The two greatest workplace concerns for women in the survey were a paucity of benefits and the balancing of family and work life.
Fifty-six percent of women “worry a great deal” about the few benefits their employers provide and more than 40 percent worry about balancing work and family. Women with small children are more likely to worry “a great deal” about family versus work.
Women in the study, no matter what their educational level, expressed interest in continued learning. Those employed part time - 56 percent - are nearly as likely to have taken some sort of training course as those employed full time - 60 percent. With more education, women were more likely to work, to work at higher-level jobs, to receive higher pay, receive benefits, to feel more valued at work, to have fewer worries about workplace pressures affecting family life and to take more courses and training.
“Education was such a predictor of success,” said Galinsky. “So many women wanted to enroll in degreegranting programs, even low-income women. This is very relevant to the welfare-reform debate because the debate isn’t talking about this at all. We are not just talking about training, we are talking about getting involved in credentialed education.”

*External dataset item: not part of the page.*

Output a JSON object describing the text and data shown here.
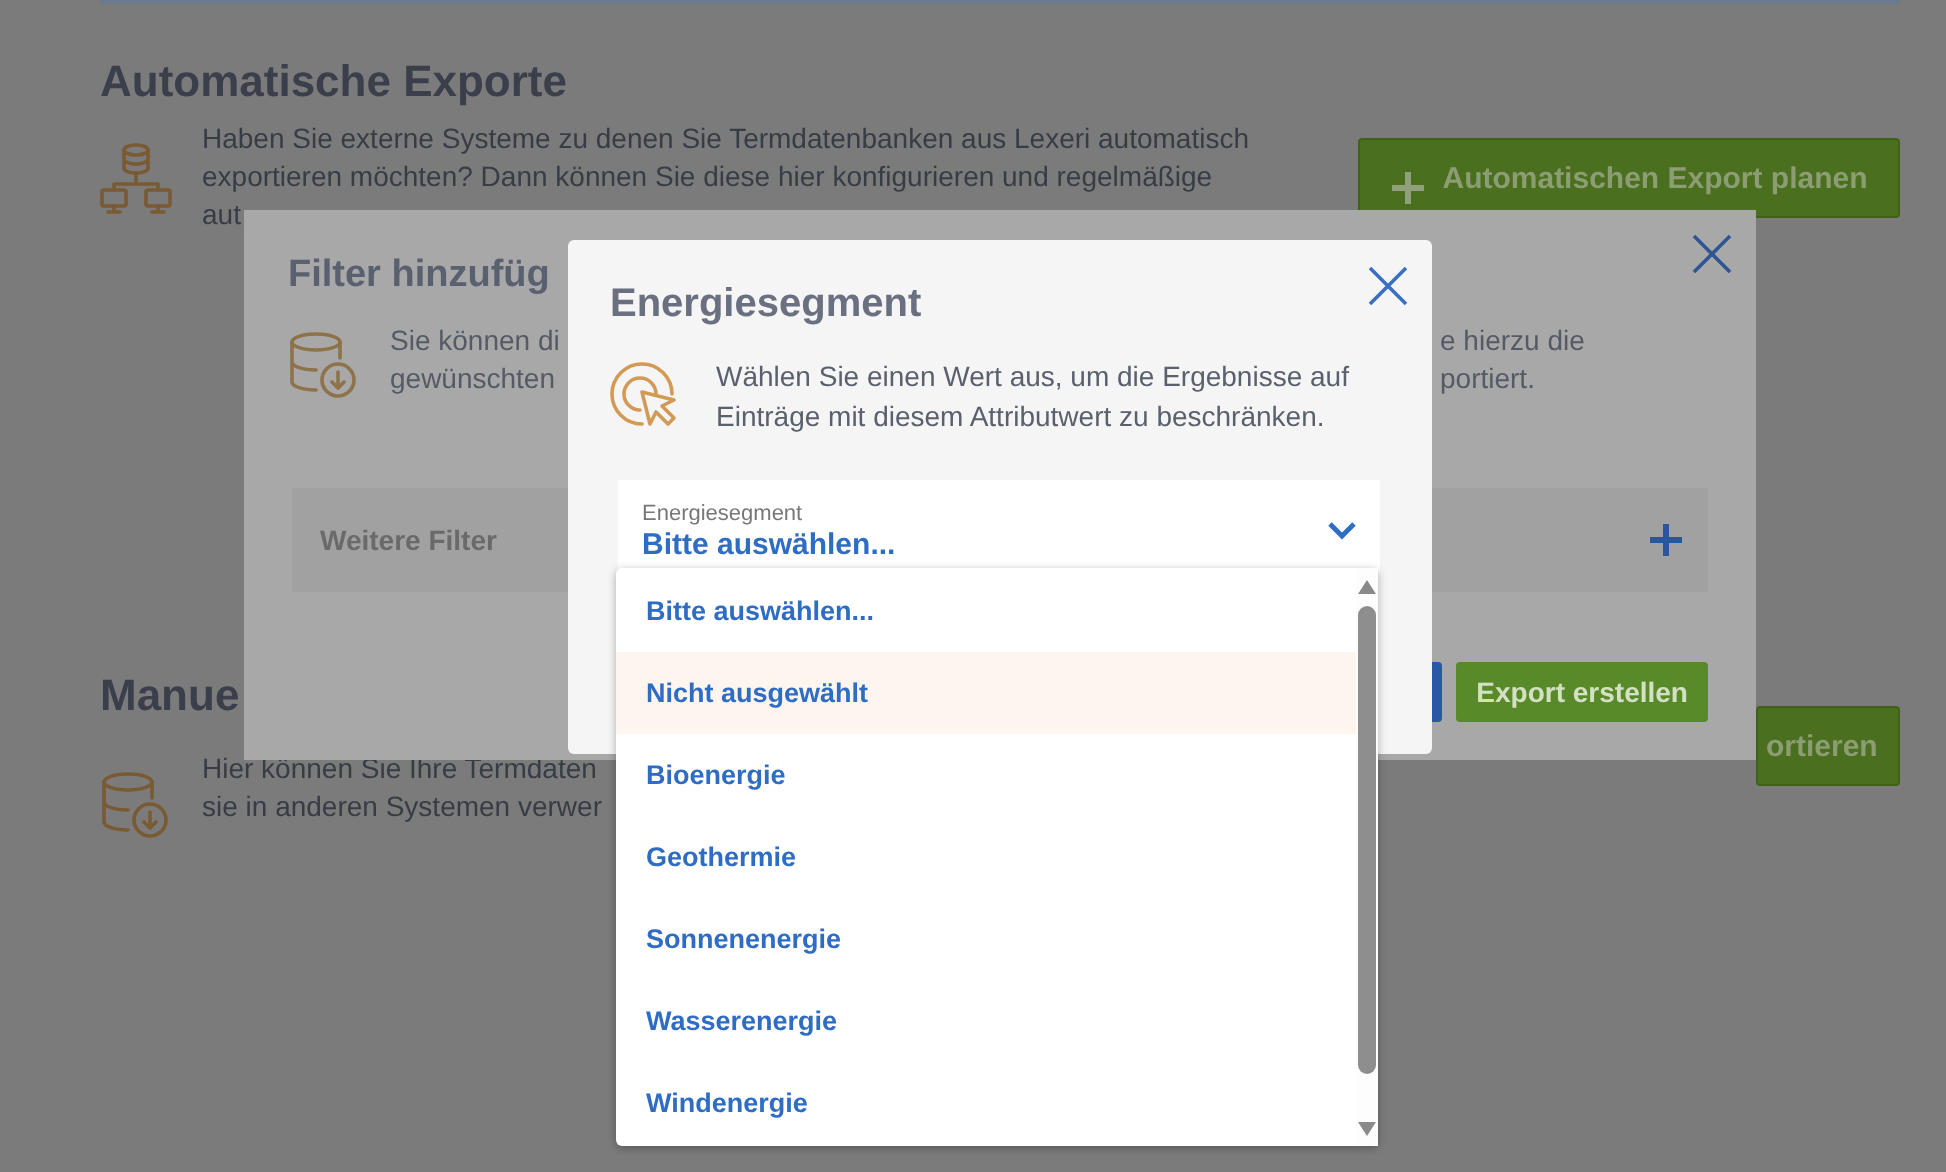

The survey also found that most women define family values not by the configuration of the family, but if the family is “loving … and supporting of each other.”
Five questions in the 51-question survey were posed to a smaller number of American men and men and women in Canada and Mexico.
While 70 percent of American women said they worried a great deal about people not caring for each other, a smaller proportion of American men - 52 percent - shared that concern. Fifty-five percent of Mexican men and 54 percent of Mexican women said they were concerned a great deal. In Canada, it was 41 percent of men and 51 percent of women.
The call for a more caring society, especially after Oklahoma City, “will hopefully be a Mother’s Day message,” said Galinsky.